While true to life, that vacillation becomes somewhat unsatisfying. That’s not to say the film needs to ramp up the stakes—the high intensity, shock-value, aggressively sexual alternative (Elizabeth Wood’s White Girl somehow springs to mind) doesn’t suit this film. Nor does the cute, wink-at-the-viewer tone of the recent Netflix hit Set It Up. The film successfully gets you invested in Blake’s story, but starts to lean on cliche in the end. The result is cute though, so you don’t really mind all that much.

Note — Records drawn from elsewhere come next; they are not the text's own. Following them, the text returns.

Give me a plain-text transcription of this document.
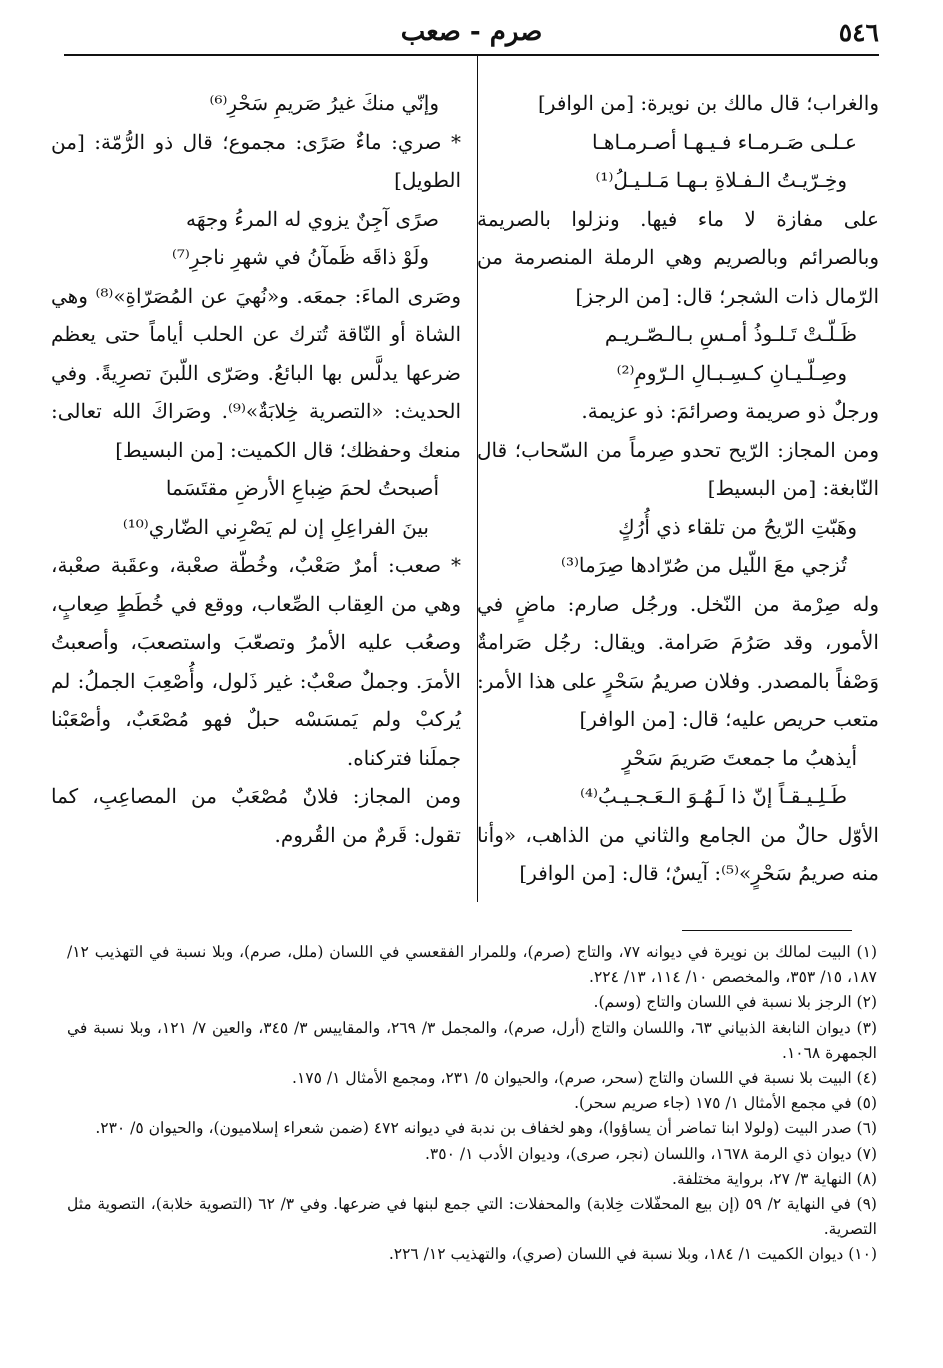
٥٤٦
صرم - صعب

والغراب؛ قال مالك بن نويرة: [من الوافر]

عـلـى صَـرمـاء فـيـهـا أصـرمـاهـا

وخِـرّيـتُ الـفـلاةِ بـهـا مَـلـيـلُ⁽¹⁾

على مفازة لا ماء فيها. ونزلوا بالصريمة وبالصرائم وبالصريم وهي الرملة المنصرمة من الرّمال ذات الشجر؛ قال: [من الرجز]

ظَـلّـتْ تَـلـوذُ أمـسِ بـالـصّـريـم

وصِـلّـيـانِ كـسِـبـالِ الـرّومِ⁽²⁾

ورجلٌ ذو صريمة وصرائمَ: ذو عزيمة.

ومن المجاز: الرّيح تحدو صِرماً من السّحاب؛ قال النّابغة: [من البسيط]

وهَبّتِ الرّيحُ من تلقاء ذي أُرُكٍ

تُزجي معَ اللّيل من صُرّادها صِرَما⁽³⁾

وله صِرْمة من النّخل. ورجُل صارم: ماضٍ في الأمور، وقد صَرُمَ صَرامة. ويقال: رجُل صَرامةٌ وَصْفاً بالمصدر. وفلان صريمُ سَحْرٍ على هذا الأمر: متعب حريص عليه؛ قال: [من الوافر]

أيذهبُ ما جمعتَ صَريمَ سَحْرٍ

طَـلِـيـقـاً إنّ ذا لَـهُـوَ الـعَـجـيـبُ⁽⁴⁾

الأوّل حالٌ من الجامع والثاني من الذاهب، «وأنا منه صريمُ سَحْرٍ»⁽⁵⁾: آيسٌ؛ قال: [من الوافر]

وإنّي منكَ غيرُ صَريمِ سَحْرِ⁽⁶⁾

* صري: ماءٌ صَرًى: مجموع؛ قال ذو الرُّمّة: [من الطويل]

صرًى آجِنٌ يزوي له المرءُ وجهَه

ولَوْ ذاقَه ظَمآنُ في شهرِ ناجرِ⁽⁷⁾

وصَرى الماءَ: جمعَه. و«نُهيَ عن المُصَرّاةِ»⁽⁸⁾ وهي الشاة أو النّاقة تُترك عن الحلب أياماً حتى يعظم ضرعها يدلَّس بها البائعُ. وصَرّى اللّبنَ تصرِيةً. وفي الحديث: «التصرية خِلابَةٌ»⁽⁹⁾. وصَراكَ الله تعالى: منعك وحفظك؛ قال الكميت: [من البسيط]

أصبحتُ لحمَ ضِباعِ الأرضِ مقتَسَما

بينَ الفراعِلِ إن لم يَصْرِني الضّاري⁽¹⁰⁾

* صعب: أمرٌ صَعْبٌ، وخُطّة صعْبة، وعقَبة صعْبة، وهي من العِقاب الصِّعاب، ووقع في خُطَطٍ صِعابٍ، وصعُب عليه الأمرُ وتصعّبَ واستصعبَ، وأصعبتُ الأمرَ. وجملٌ صعْبٌ: غير ذَلول، وأُصْعِبَ الجملُ: لم يُركبْ ولم يَمسَسْه حبلٌ فهو مُصْعَبٌ، وأصْعَبْنا جملَنا فتركناه.

ومن المجاز: فلانٌ مُصْعَبٌ من المصاعِبِ، كما تقول: قَرمٌ من القُروم.

(١) البيت لمالك بن نويرة في ديوانه ٧٧، والتاج (صرم)، وللمرار الفقعسي في اللسان (ملل، صرم)، وبلا نسبة في التهذيب ١٢/ ١٨٧، ١٥/ ٣٥٣، والمخصص ١٠/ ١١٤، ١٣/ ٢٢٤.

(٢) الرجز بلا نسبة في اللسان والتاج (وسم).

(٣) ديوان النابغة الذبياني ٦٣، واللسان والتاج (أرل، صرم)، والمجمل ٣/ ٢٦٩، والمقاييس ٣/ ٣٤٥، والعين ٧/ ١٢١، وبلا نسبة في الجمهرة ١٠٦٨.

(٤) البيت بلا نسبة في اللسان والتاج (سحر، صرم)، والحيوان ٥/ ٢٣١، ومجمع الأمثال ١/ ١٧٥.

(٥) في مجمع الأمثال ١/ ١٧٥ (جاء صريم سحر).

(٦) صدر البيت (ولولا ابنا تماضر أن يساؤوا)، وهو لخفاف بن ندبة في ديوانه ٤٧٢ (ضمن شعراء إسلاميون)، والحيوان ٥/ ٢٣٠.

(٧) ديوان ذي الرمة ١٦٧٨، واللسان (نجر، صرى)، وديوان الأدب ١/ ٣٥٠.

(٨) النهاية ٣/ ٢٧، برواية مختلفة.

(٩) في النهاية ٢/ ٥٩ (إن بيع المحفّلات خِلابة) والمحفلات: التي جمع لبنها في ضرعها. وفي ٣/ ٦٢ (التصوية خلابة)، التصوية مثل التصرية.

(١٠) ديوان الكميت ١/ ١٨٤، وبلا نسبة في اللسان (صري)، والتهذيب ١٢/ ٢٢٦.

While no doubt adjacent to sex work, this is a coming-of-age type journey above all else. While the question of whether sugar baby-ing qualifies as sex work is consistently brought up throughout the film, and even refuted by a few different characters, the nagging question ends up feeling—perhaps unintentionally—somewhat open-ended. Stone gestures to the transactional nature of a many relationships, but focuses on the personal story: there is no investigation here, simply a girl experimenting. It might’ve been nice to have something that explicitly rebuked the idea that sex work is something to react to with disgust though, since the combative need to distinguish between sugar-babying and prostitution often comes from a derogatory perception of sex workers that should probably be unpacked.

The New Romantic is, in many aspects, an old romantic in that capital-R way. A glorification of a past age thought to be lost. A figure seeks an extreme, true emotion that leaves one struck with the sublime. Neither she nor the plot quite reach the sublime, but the film is enjoyable nonetheless.

The New Romantic is out in US theaters today.